I tossed the plant haphazardly to the compost pile. It's just a plant, after all. Circle of life, you know. Not that I don't still wish I had those plants, but now my carrots have fewer roots to compete with and some nice nitrogen processing bacteria are making the air a little more breathable for us.
Later, I said goodbye to a group of people that I hadn't anticipated meeting this year, and even after I met, didn't anticipate the impact they would have on me. The West Philly MissionYear team had their final Goodbye Dinner and I was honored to be invited. Or, maybe it was a Thank You dinner. Whatever it was supposed to be, it ended up being a teary and joyful gathering of neighbors and church members, friends and coworkers who had come to love this fantastic group of young women who gave a year of their lives to serve and live intentionally in Philly. I helped Elizabeth this past year during the after school program, and she had become a friend and her house a welcoming place to visit. So, she invited me to the Farewell (or whatever it was) Dinner and told me I could bring a dessert if I wanted- but I forgot.
The funny thing about this Appreciation (or something) Dinner was, no one said "Thanks for letting me serve" or "Thanks for helping me." Instead, the thanks sounded more like, "Thanks for letting us eat Thanksgiving at your house this year," or "Thanks for being such a fun new neighbor," and "God really knows what we need; He is good, all the time."
I gave Elizabeth a card and a hug and took one last look at that street in West Philly and all it had become and, then they left, the MissionYear folks.
Another friend I didn't anticipate meeting is on her way to a new city and lots of unknown. I wanted to print her out a picture of our little group to take with her but the machine at the drug store was broken. But as I looked at the picture, I realized that everyone in the photo was a new friend, new of this year. How did I find these awesome people?

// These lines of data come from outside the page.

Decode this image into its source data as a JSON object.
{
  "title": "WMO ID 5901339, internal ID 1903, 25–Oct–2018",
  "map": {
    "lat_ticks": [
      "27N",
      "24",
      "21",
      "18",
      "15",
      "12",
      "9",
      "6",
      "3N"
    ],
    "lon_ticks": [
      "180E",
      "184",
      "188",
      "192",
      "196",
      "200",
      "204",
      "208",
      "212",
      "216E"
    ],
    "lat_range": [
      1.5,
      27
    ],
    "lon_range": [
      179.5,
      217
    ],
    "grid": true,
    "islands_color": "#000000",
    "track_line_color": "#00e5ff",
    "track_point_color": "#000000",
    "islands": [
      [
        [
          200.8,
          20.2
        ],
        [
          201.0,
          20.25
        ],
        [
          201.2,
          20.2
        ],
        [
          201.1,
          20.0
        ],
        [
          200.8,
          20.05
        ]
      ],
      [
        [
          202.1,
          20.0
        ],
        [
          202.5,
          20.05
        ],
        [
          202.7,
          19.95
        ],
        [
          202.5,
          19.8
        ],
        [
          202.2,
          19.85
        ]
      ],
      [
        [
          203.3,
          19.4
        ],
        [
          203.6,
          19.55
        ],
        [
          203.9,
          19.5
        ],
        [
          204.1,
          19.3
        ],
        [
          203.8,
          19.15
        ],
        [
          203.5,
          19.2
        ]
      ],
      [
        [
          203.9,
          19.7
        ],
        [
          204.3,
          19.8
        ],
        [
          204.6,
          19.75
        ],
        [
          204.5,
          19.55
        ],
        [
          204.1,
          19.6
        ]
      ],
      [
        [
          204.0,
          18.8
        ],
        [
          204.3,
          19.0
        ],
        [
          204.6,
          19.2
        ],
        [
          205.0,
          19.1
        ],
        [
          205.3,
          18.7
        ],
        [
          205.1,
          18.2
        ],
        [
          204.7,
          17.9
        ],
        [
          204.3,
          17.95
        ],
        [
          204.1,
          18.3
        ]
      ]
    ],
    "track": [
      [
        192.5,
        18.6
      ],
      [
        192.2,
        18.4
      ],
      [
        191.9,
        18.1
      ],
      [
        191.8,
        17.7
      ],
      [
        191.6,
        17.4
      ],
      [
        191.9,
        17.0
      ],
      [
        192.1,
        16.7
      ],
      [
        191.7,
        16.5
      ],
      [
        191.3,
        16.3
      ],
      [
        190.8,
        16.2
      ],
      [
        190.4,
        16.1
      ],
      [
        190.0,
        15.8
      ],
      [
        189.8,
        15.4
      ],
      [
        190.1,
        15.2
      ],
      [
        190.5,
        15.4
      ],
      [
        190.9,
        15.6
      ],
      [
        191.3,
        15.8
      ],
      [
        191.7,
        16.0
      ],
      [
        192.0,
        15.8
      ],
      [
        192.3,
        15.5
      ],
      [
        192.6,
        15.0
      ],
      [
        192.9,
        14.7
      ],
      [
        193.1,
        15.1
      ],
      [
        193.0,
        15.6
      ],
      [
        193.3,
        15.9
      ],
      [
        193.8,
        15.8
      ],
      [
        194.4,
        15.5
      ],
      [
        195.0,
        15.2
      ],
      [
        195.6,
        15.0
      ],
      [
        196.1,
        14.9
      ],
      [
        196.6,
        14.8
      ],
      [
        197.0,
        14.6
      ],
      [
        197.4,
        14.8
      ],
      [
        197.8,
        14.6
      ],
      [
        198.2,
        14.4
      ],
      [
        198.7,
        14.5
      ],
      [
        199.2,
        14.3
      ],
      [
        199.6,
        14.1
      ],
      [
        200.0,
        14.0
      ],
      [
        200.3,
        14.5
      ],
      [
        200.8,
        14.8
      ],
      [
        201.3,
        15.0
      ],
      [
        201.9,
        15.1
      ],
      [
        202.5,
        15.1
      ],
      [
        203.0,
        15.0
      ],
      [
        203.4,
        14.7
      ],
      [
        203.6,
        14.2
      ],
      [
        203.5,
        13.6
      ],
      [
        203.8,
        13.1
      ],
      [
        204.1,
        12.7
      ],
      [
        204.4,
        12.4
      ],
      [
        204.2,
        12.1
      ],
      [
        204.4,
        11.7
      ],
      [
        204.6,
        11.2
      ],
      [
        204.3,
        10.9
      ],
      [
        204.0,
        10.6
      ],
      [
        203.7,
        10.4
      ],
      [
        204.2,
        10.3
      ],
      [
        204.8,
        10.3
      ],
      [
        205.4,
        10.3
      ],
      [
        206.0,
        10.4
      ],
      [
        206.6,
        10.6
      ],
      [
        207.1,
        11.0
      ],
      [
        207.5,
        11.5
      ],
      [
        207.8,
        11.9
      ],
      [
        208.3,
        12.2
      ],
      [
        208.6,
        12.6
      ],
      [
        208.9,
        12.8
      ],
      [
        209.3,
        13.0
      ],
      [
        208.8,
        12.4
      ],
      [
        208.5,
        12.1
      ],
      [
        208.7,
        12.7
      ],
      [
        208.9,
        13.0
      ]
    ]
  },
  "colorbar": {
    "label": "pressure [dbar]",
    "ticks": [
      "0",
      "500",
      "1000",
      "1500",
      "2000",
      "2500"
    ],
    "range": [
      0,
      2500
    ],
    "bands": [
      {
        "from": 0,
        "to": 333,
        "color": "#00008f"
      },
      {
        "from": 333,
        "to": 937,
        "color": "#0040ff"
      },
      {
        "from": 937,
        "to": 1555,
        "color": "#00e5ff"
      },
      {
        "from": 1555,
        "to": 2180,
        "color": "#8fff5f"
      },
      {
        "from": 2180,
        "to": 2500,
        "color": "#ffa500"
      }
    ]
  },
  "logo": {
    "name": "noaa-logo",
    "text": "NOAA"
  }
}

On Thursday I got a text, "Hey do you want to come over and help me move?" When is the answer to that ever no? It was kind of funny, she noted, because the first time I was seeing her room it was all in boxes. The new tenant was with us, and before I left I tried to unpack the boxes mentally and think of what the room used to look like, and what it would look like with the new girl's stuff. We hugged Sascha and Emily C. and I left on one bike, teetering down the side street.
In another strange twist, Kansas has somehow played an important role in my life this past year. In fact I'll be headed to Kansas for the second time in a year for the wedding of a good friend. And at some point recently, I found myself standing between my two Kansas friends watching a Kansas band with a Mississippi-an drummer on a Philadelphia stage. Oh, and surrounded by some of the people mentioned already, and many more that I've come to love.
As we stood, I felt like I was about to turn the next page of a book. As July becomes August and I grip the corner of the page, I know that some of the characters won't be on the next one, and that there will be new characters there instead, and ones I don't even know exist yet. But that night was for the about-to-turn anticipation while still enjoying every word. Still enjoying the fact that for one last time (for now, anyway) we were all able to be together in vigil of our community past and in honor of our community new, as it is now. After the show we hugged Kelsey and Whitney, waved at the band and all their gear, their thousands of miles ahead of them, and Emily A. and I walked down the bright lit Center City street
I tended those squash every day for three months, and it struck me how powerless I was to save them from the elements. I knew another, bigger storm was coming so I desperately tied up the tomato plant, bracing it for the winds, knowing that even if I stood out there with it, I couldn't wrap my arms around enough of its lengthy and numerous limbs to save it from the unfeeling storm. I had to trust that if it had been time for that squash, then it might be time for my tomato, too.
And it strikes me how powerless I was to bring any of those plants into existence in the first place. I mean, all "tended" really means is prune, water, wait, and hopefully, pick. But the seeds and I entered in to this unique partnership back in late April- I gave them a good home, and they were pre-packed with food and all the right ingredients to grow. Much like the friendships that have blossomed this year. In a way, I had as much power over the friendships I made as whether or not my plants were going to grow; but in another way, if I hadn't tended to my plants, they never would have grown at all.
And that's what I've learned. Everything I gained this year, I didn't do it on my own. "What right do you have to be angry about this plant?" God asked Jonah. "You didn't make it grow. So shouldn't I care about this great city- all these people?"
I still have that tomato plant, and it gets bigger every day. Elizabeth is back home now. Whitney and Kelsey are gone or leaving soon. Sascha will probably be back sooner rather than later. And they (and I) are all continuing to write their own stories, make new friendships. They, and many more of my friends, are leaving or coming or changing places during what will probably be the most mobile time of our lives. But August, don't fly away. Even if this time is crazy, I still love it. Whatever control we do or don't have, it's all ok.